Staff from Mick George working at Cook’s Hole Quarry in Thornhaugh allowed the muddy water into Thornhaugh and Wittering Brook in May last year.
The flow or water, which was being re-circulated from the quarry, reduced water quality in Thornhaugh Brook by two levels, and was so dirty a passing member of the public reported the pollution to the Environment Agency.
On Friday, directors of the firm appeared at Peterborough Magistrates’ Court where they pleaded guilty to causing polluting matter to enter inland freshwaters.
Francis Aldson, representing the Environment Agency said: “The water was allowed to enter the brook through a drainage channel.
“The channel is about 400-500m long.
“On May 16 last year silty water entered the brook.
“This is water that was not filled with chemicals, but had suspended solids in.”
The court was told the water quality before the silty water entered the brook was ‘excellent,’ afterwards it was rated as ‘good.’
Mrs Aldson said: “Small invertebrates were affected. There were more creatures found upstream than downstream of the drainage channel.”
James Burton, defending Mick George said: “This company is as far from fly by night as you can find.

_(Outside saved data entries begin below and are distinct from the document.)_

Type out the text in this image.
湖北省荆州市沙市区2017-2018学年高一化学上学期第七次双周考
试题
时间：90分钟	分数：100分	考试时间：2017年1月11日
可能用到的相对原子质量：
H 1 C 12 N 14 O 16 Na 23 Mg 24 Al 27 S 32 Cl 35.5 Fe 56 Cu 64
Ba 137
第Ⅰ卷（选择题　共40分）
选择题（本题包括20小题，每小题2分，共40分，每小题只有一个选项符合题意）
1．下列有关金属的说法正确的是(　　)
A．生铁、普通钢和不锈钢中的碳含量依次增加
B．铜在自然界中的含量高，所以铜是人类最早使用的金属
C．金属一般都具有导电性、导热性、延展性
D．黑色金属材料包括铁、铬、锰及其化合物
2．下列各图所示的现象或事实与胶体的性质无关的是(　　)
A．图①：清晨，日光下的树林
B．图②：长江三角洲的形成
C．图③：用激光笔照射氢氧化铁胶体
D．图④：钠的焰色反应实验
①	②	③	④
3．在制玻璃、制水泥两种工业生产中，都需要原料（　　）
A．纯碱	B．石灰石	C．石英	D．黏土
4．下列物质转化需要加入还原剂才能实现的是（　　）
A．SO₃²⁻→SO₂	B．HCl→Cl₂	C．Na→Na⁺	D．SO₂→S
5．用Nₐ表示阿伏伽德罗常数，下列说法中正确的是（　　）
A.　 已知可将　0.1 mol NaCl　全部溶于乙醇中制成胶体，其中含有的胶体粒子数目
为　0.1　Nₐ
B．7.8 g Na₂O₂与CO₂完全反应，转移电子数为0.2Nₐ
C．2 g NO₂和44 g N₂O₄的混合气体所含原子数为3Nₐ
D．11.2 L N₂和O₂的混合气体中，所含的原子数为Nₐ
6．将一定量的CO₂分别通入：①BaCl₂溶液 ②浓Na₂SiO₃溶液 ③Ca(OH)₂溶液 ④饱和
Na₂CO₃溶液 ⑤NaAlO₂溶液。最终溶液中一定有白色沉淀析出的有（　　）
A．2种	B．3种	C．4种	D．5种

They hold many environmental permits.”
Mr Burton said the firm had tested the channel to make sure water would not reach the brook, but conceded it had on May 15.
He added: “We say there was a minor change to the water quality.”
Deputy District Judge Dodd said the case was too serious to be heard at Peterborough Magistrates’ Court, and sent the sentencing hearing to the crown court where a judge will have greater sentencing powers.
The hearing will take place on a date to be confirmed.